Thursday, October 25, 2012

New Flavors of Frankenstein

I’ve got Frankenstein on the brain after catching TCM’s Frankenstein Double Feature last night. Anybody who has read Mary Shelley’s Frankenstein knows the literary monster is pretty different from (most) cinematic and comic book versions.  Why should we be limited to just mute and misunderstood or articulate and angry in our rpgs, though?  What other creatures can some alternate Victor Frankenstein bring to life?


Movie Frankenstein's monster is often a lumbering and destructive brute--and often misunderstood.  He reminds me a bit of King Kong in all except size.  Scale him up, and you’ve got a kaiju. The Japanese have already done that for us, but hey, we don’t necessarily have to use their version. (Actually, Toho got the idea from an aborted Willis O'Brien project with King Kong.) Now Victor’s got an even better reason not to make him a bride!

Or maybe something less monstrous? A gold-skinned artificial man created by scientists playing God would also describe Marvel’s Adam Warlock (originally known as HIm). Maybe their creation is actually mankind’s natural successor.  Gotta make way for the homo superior, as Bowie would have it. This artificial ubermensch and his bride (and progeny) might choose to save the world that hates and fears them, or maybe (in the words of Victor Frankenstein) they’re  a “race of devils…propagated upon the earth who might make the very existence of the species of man a condition precarious and full of terror.”



Vampire Hunter D heads straight from Dracula into the post-apocalypse (and in an interesting twist, Mary Shelley did write an end of the world novel, The Last Man), so why not Frankenstein? Maybe the monster is a gunman dispensing justice in a post-apocalyptic waste haunted by mutants as ugly as him, or maybe the world is overrun zombie apocalypse-style by monstrosities created by a monster following in the footsteps of his mad scientist creator? Either the future might be pretty grim.

8 comments:

Gothridge Manor said...

I've always liked that theme in stories, creators creating something beyond their control. Making them a necessity regardless of the risk makes it an interesting story.

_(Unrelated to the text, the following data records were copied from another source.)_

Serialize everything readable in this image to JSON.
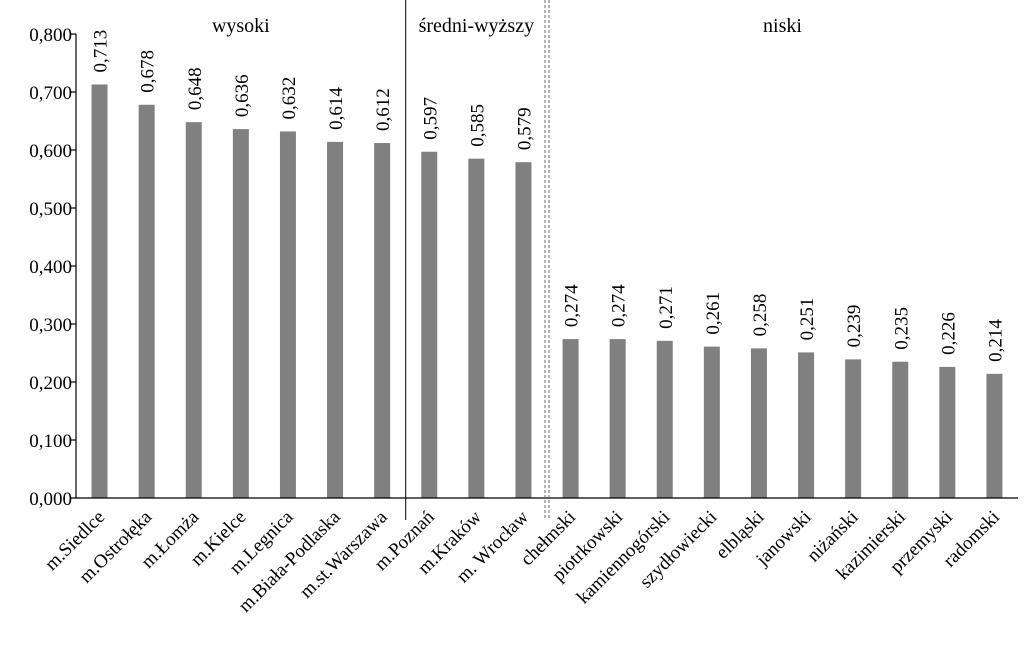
{
  "chart_data": {
    "type": "bar",
    "categories": [
      "m.Siedlce",
      "m.Ostrołęka",
      "m.Łomża",
      "m.Kielce",
      "m.Legnica",
      "m.Biała-Podlaska",
      "m.st.Warszawa",
      "m.Poznań",
      "m.Kraków",
      "m. Wrocław",
      "chełmski",
      "piotrkowski",
      "kamiennogórski",
      "szydłowiecki",
      "elbląski",
      "janowski",
      "niżański",
      "kazimierski",
      "przemyski",
      "radomski"
    ],
    "values": [
      0.713,
      0.678,
      0.648,
      0.636,
      0.632,
      0.614,
      0.612,
      0.597,
      0.585,
      0.579,
      0.274,
      0.274,
      0.271,
      0.261,
      0.258,
      0.251,
      0.239,
      0.235,
      0.226,
      0.214
    ],
    "value_labels": [
      "0,713",
      "0,678",
      "0,648",
      "0,636",
      "0,632",
      "0,614",
      "0,612",
      "0,597",
      "0,585",
      "0,579",
      "0,274",
      "0,274",
      "0,271",
      "0,261",
      "0,258",
      "0,251",
      "0,239",
      "0,235",
      "0,226",
      "0,214"
    ],
    "ylim": [
      0,
      0.8
    ],
    "yticks": [
      0,
      0.1,
      0.2,
      0.3,
      0.4,
      0.5,
      0.6,
      0.7,
      0.8
    ],
    "ytick_labels": [
      "0,000",
      "0,100",
      "0,200",
      "0,300",
      "0,400",
      "0,500",
      "0,600",
      "0,700",
      "0,800"
    ],
    "groups": [
      {
        "label": "wysoki",
        "count": 7
      },
      {
        "label": "średni-wyższy",
        "count": 3
      },
      {
        "label": "niski",
        "count": 10
      }
    ],
    "bar_color": "#808080",
    "grid": false,
    "title": "",
    "xlabel": "",
    "ylabel": ""
  }
}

This person or thing maybe was needed to purge the area of the zombie horde is no longer needed once it has destroyed the zombies. What to do with it? Destroy what saved you or send it out and hope it doesn't get mad and it destroys what it saved.

Gus L said...

One of my home gane PCs was secretly a Frankenstien - it was the justification the player used to explain why the short late 40's veteran fighter had an 18 Str. Nobody but me and the player ever knew. I gave him a secret weakness to electricity and secret defense v cold.

Story aside Frankenstien is a great monster/concept for games. I always like Shelly's broiding romantic anti-hero. Reading Milton, trying to be good without a moral underpinning.

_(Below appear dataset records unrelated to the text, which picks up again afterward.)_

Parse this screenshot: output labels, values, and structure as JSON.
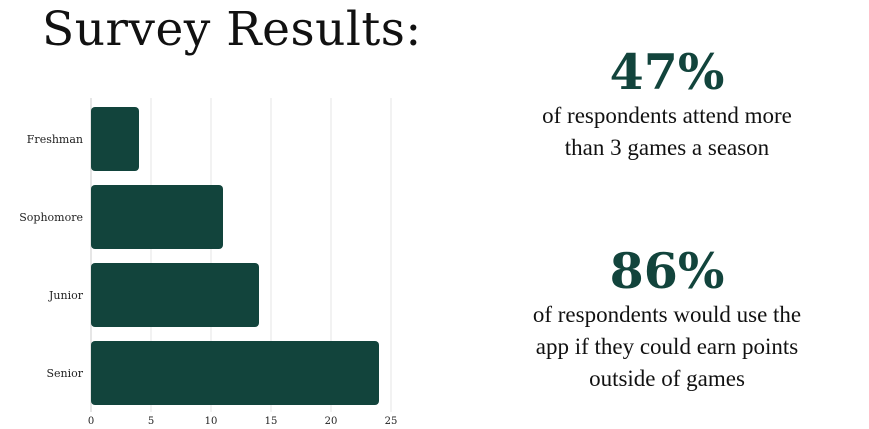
{
  "title": "Survey Results:",
  "stats": [
    {
      "value": "47%",
      "text_lines": [
        "of respondents attend more",
        "than 3 games a season"
      ]
    },
    {
      "value": "86%",
      "text_lines": [
        "of respondents would use the",
        "app if they could earn points",
        "outside of games"
      ]
    }
  ],
  "chart_data": {
    "type": "bar",
    "orientation": "horizontal",
    "categories": [
      "Freshman",
      "Sophomore",
      "Junior",
      "Senior"
    ],
    "values": [
      4,
      11,
      14,
      24
    ],
    "xlim": [
      0,
      25
    ],
    "xticks": [
      0,
      5,
      10,
      15,
      20,
      25
    ],
    "grid": true,
    "bar_color": "#12443c"
  }
}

Perhaps a one shot where everyone plays classic monsters is worthwhile for next week?

Trey said...

@Tim -It's a great theme, ofor sure.

@Gustie - I'd play that.

Anonymous said...

Such a classic creature. If you are not building them for war, I would think you would try to shape them to suit their task: intimidating, beautiful, bland . . .

Hmm, Frankenstein bureaucrats . . .

Trey said...

@Seaofstarsprg - Now there's an idea!

Philo Pharynx said...

Dean Koontz has a book series on Frankenstein. Victor is still alive in the modern era, creating a new race of humanity. His original experiment is around opposing him. It was originally developed as a TV series. That deal fell apart and he did it as a book series. Now it's going full circle and they are making a TV series.

Sean Robson said...

I've had Frankenstein on the brain, too, having just bought Frankenstein and Bride of Frankenstein. I've enjoyed most of the cinematic representations, especially the Hammer Films series (who doesn't love Peter Cushing's diabolical Victor Frankenstein), but none of them do justice to Shelley's classic.

Another example from recent movies is Nemesis from Resident Evil 2. And does Peter Weller's Robo-Cop fall into this category?

Trey said...

@Sean - Well, if we include Robocop then Deathlok has to go in too!